Il congelamento riguarda diversi prodotti – sottoscritti con i brand Bayerische, Ergo, Old Mutual Wealth Italy, Pramerica Life inglobati negli anni da Eurovita – e alcuni contraenti temono che l’insolvenza insidi pure contratti a basso rischio, come le polizze rivalutabili. Nella mancata “ri-vendita” al fondo di private equity Jc Flowers avrebbe infatti influito la crescita oltre il 40% del cosidetto «mass lapse risk», ovvero la minaccia di riscatti massivi a seguito dell’impennata dei tassi di interesse. Anche l’opzione di riassicurare tale rischio non è andata in porto, e avrebbe comunque avuto bisogno dell’ok dell’Authority. Lo scorso autunno erano saltati fuori i nomi di Gama Life e Cnp come potenziali acquirenti, ma sono rimasti rumors.

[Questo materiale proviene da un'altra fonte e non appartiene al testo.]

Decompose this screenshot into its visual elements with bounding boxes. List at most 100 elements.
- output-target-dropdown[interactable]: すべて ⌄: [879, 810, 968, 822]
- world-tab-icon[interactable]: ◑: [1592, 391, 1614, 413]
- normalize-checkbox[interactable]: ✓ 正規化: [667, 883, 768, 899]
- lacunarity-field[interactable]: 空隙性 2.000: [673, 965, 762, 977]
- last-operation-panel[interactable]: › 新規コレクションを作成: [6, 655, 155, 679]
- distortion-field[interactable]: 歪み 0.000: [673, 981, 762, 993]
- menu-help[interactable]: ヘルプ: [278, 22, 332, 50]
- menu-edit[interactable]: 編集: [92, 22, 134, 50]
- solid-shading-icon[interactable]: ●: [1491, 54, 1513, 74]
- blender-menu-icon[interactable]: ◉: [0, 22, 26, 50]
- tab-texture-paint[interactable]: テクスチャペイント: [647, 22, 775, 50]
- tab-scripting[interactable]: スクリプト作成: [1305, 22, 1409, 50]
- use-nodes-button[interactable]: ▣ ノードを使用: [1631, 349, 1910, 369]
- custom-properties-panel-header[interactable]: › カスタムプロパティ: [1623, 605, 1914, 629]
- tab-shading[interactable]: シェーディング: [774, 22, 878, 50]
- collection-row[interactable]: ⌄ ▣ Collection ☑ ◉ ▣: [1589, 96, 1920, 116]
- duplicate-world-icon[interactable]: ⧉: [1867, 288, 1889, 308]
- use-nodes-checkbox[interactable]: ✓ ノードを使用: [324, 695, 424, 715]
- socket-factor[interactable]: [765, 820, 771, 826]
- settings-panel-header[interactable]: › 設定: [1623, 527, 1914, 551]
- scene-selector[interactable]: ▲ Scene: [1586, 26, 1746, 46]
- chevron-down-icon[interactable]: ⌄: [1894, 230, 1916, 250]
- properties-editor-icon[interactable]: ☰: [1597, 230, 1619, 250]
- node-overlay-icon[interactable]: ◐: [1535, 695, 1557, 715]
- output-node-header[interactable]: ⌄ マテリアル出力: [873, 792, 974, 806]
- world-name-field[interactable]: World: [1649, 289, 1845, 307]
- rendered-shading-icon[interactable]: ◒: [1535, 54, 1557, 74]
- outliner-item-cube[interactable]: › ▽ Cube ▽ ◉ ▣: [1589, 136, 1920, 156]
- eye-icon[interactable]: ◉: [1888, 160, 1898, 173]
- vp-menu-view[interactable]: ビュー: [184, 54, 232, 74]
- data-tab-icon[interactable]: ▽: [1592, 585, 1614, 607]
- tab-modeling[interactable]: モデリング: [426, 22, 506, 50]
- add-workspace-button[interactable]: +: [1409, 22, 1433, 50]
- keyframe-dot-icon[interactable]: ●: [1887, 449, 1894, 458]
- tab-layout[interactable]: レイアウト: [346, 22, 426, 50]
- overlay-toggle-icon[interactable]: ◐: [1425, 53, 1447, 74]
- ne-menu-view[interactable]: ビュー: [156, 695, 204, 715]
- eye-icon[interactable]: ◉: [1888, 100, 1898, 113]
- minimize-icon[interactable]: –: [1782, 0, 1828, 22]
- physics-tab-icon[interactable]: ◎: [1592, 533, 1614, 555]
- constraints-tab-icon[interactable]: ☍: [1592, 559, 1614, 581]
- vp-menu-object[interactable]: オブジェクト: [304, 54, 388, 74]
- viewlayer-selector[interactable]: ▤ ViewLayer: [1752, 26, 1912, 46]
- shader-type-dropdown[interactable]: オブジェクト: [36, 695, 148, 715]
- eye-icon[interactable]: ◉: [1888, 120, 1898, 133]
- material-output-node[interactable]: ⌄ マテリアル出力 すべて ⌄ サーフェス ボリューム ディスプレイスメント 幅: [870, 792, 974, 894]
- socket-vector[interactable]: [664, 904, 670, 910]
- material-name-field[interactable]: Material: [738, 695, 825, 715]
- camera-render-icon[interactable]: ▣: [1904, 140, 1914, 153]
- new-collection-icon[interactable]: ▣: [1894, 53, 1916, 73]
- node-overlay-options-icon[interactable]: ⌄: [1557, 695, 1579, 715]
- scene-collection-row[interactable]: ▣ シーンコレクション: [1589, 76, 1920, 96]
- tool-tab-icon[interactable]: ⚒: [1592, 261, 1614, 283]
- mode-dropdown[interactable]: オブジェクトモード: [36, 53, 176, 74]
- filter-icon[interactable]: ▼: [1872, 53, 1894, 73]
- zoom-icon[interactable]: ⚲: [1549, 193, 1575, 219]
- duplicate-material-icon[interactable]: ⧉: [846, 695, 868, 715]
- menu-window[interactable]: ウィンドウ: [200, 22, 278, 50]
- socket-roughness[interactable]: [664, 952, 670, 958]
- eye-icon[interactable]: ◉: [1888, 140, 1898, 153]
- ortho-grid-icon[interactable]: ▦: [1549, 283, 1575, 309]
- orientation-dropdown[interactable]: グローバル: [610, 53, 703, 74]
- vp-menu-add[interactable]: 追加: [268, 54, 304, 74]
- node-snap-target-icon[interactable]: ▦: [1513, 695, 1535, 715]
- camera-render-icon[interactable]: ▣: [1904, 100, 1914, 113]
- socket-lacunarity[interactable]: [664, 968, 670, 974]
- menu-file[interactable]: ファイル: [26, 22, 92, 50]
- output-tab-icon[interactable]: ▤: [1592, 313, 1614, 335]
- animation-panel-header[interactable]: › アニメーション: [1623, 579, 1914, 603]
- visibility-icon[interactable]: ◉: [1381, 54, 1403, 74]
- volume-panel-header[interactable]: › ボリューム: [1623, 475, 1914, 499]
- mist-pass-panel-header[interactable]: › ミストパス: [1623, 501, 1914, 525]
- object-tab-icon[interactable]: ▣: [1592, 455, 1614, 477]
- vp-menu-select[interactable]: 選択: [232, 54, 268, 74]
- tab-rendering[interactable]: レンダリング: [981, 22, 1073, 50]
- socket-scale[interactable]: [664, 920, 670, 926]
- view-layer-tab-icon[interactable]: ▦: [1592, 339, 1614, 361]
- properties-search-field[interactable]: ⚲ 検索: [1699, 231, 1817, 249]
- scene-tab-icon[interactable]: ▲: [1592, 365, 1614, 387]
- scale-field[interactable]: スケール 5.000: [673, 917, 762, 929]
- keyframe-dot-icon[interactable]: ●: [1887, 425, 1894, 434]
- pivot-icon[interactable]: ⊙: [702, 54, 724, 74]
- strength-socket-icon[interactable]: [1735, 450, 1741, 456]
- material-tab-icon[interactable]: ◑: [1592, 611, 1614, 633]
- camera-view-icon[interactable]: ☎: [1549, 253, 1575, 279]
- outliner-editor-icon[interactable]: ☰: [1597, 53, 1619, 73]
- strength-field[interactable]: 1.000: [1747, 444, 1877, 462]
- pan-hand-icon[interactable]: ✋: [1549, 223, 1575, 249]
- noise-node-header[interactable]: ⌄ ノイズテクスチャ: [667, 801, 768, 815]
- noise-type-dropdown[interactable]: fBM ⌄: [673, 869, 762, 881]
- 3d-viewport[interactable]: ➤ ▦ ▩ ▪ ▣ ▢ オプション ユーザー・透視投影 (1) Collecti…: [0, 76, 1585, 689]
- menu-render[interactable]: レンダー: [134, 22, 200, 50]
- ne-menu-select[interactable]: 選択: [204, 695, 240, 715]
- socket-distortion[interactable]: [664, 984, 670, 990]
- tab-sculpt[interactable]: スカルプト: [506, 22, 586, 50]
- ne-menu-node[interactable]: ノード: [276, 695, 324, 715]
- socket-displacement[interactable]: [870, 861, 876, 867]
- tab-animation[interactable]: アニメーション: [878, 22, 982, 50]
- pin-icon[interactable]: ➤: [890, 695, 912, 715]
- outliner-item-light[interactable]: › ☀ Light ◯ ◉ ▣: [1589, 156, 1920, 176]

Intanto Eurovita prosegue a lavorare: le coperture restano valide, sinistri e polizze vengono regolarmente liquidati alla scadenza e resta sempre possibile fare switch. Inoltre il blocco non riguarda i prodotti previdenziali, dotati di autonomia patrimoniale (a differenza delle gs legate a polizze di Ramo I e V), e si possono richiedere anticipazioni o trasferimenti. Attualmente la compagnia conta 61 accordi di bancassurance e circa 20 collaborazioni con reti di consulenza – da Fineco a Isp Fideuram a Credem – per una rete di 6.500 consulenti finanziari. Numerose le partecipazioni della holding nei titoli non quotati di diverse banche locali collocatrici: la più importante, 6 milioni, in Sparkasse. Secondo fonti del Sole24Ore, fondi e bond illiquidi sarebbero tuttavia ampiamente ripartiti su più gestioni separate e dunque non creerebbero squilibri agli assicurati.